Wpis z mikrobloga

@kurd3: Zaraz zostanę zjechana ale uważam że Polska jest mega do tyłu jeśli chodzi o dbanie o siebie. Jak tutaj napisałam, że poprawiłam lekko wygląd (sporo wydałam nawybielanie zębów, lasery frakcyjne aby skóra była idealna, lipolize aby brzuch był idealnie płaski i ostatnio wydalam 7 tysięcy na wolumetrie i powiększeni ust) to dostałam łatkę jakiegoś plastika po operacjach plastycznych, a póki co nawet żadnej operacji nie miałam, a i tak dostałam
@madziax3: A co do operacji plastycznych i dbania o siebie, to oczywiście racja. Polska jest sto lat za murzynami, jak pod każdym względem. Operacje plastyczne p0lakom kojarzą się z #!$%@? karpimi ustami godlewskiej, albo niebezpiecznymi powikłaniami, które zdarzają się raz na milion przypadków. Dobrych operacji plastycznych nawet nie widać, dopóki ktoś nie powie, że taką miał
@kurd3: Polacy w sensie narodu czy Polacy w sensie faceci z Polski?

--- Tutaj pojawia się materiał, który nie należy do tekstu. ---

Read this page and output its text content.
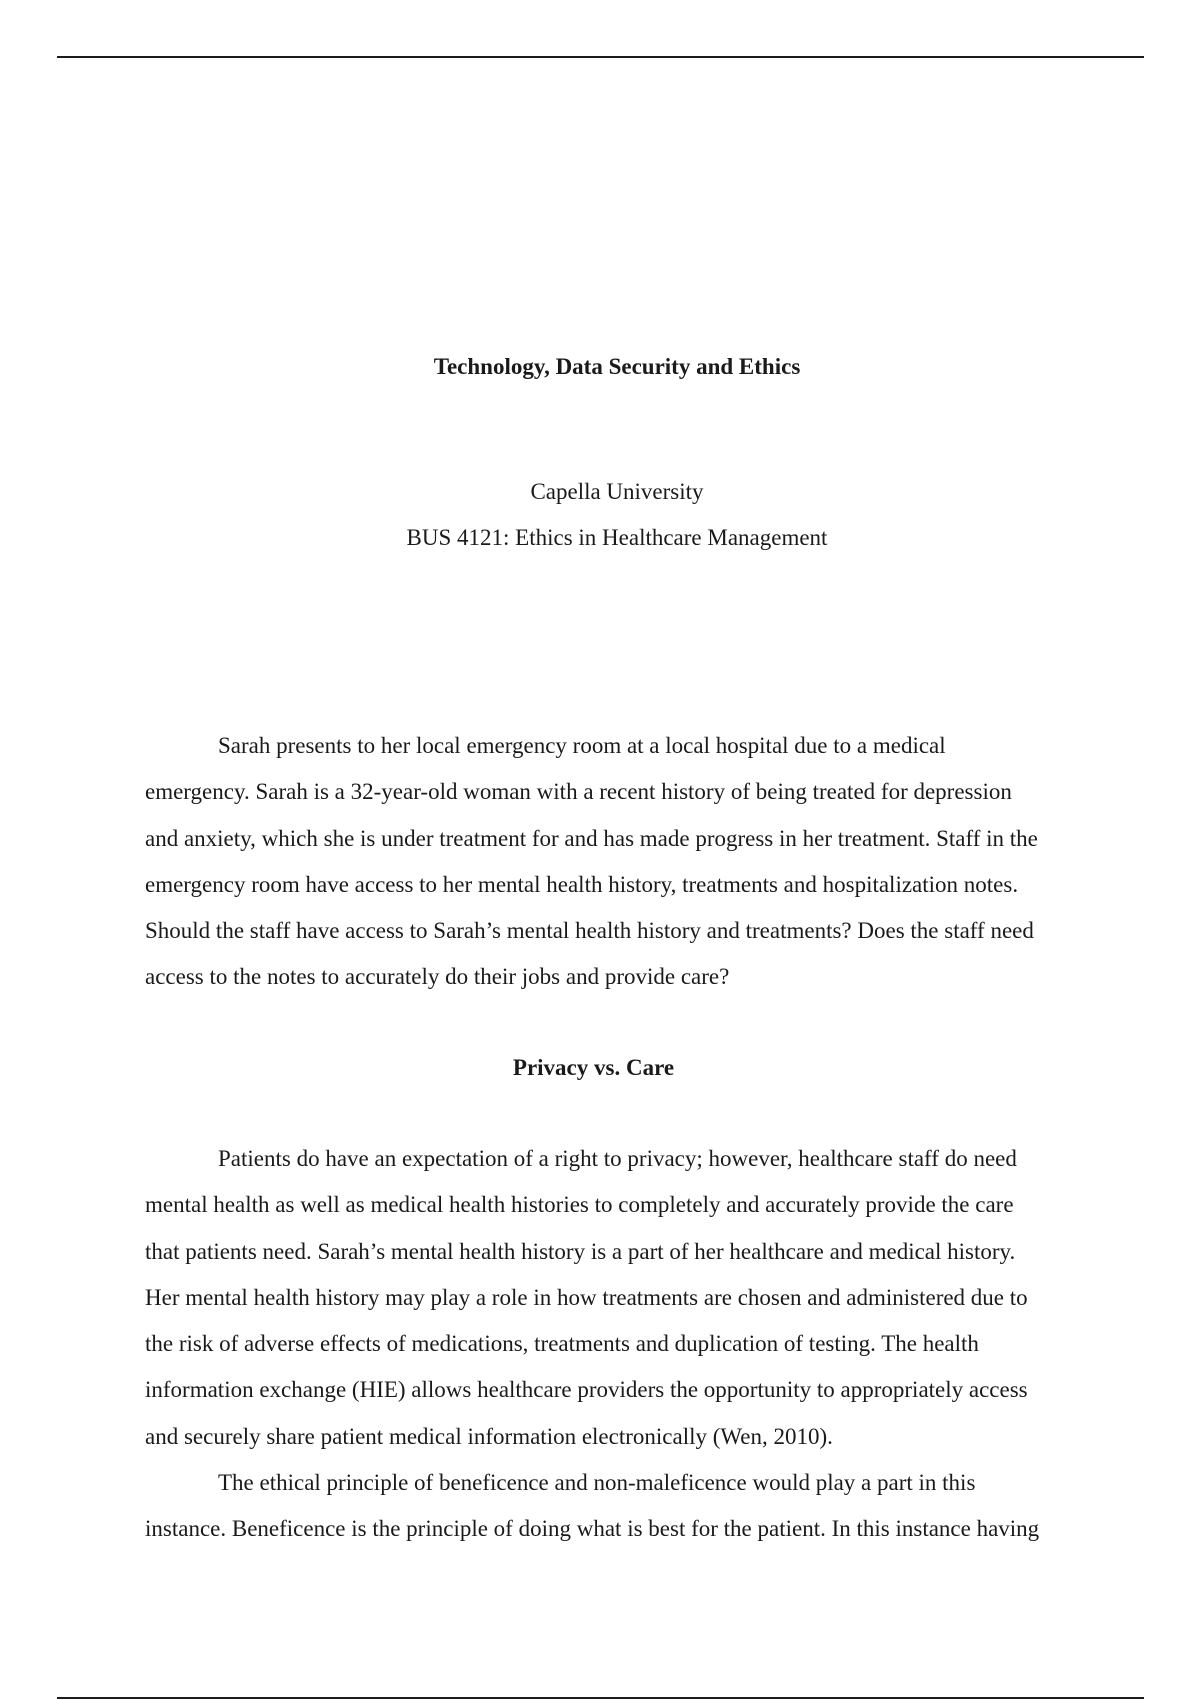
Technology, Data Security and Ethics
Capella University
BUS 4121: Ethics in Healthcare Management
Sarah presents to her local emergency room at a local hospital due to a medical
emergency. Sarah is a 32-year-old woman with a recent history of being treated for depression
and anxiety, which she is under treatment for and has made progress in her treatment. Staff in the
emergency room have access to her mental health history, treatments and hospitalization notes.
Should the staff have access to Sarah’s mental health history and treatments? Does the staff need
access to the notes to accurately do their jobs and provide care?
Privacy vs. Care
Patients do have an expectation of a right to privacy; however, healthcare staff do need
mental health as well as medical health histories to completely and accurately provide the care
that patients need. Sarah’s mental health history is a part of her healthcare and medical history.
Her mental health history may play a role in how treatments are chosen and administered due to
the risk of adverse effects of medications, treatments and duplication of testing. The health
information exchange (HIE) allows healthcare providers the opportunity to appropriately access
and securely share patient medical information electronically (Wen, 2010).
The ethical principle of beneficence and non-maleficence would play a part in this
instance. Beneficence is the principle of doing what is best for the patient. In this instance having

Anyway... poprawa statusu materialnego przekłada się wyłącznie na ilość a nie jakość. Większe szafy, większe samochody, większe żarcie, większe telewizory, większe wygody. Mniej wysiłku, olewanie co i ile się jada i pije, mniej aktywnego spędzania czasu, bezmyślne powtarzanie prymitywnych wzorców podsuwanych przez media i marketing.
Zamiast zadbać o siebie, lepiej źreć kiełbę z gryla i żłopać bro z plastiku.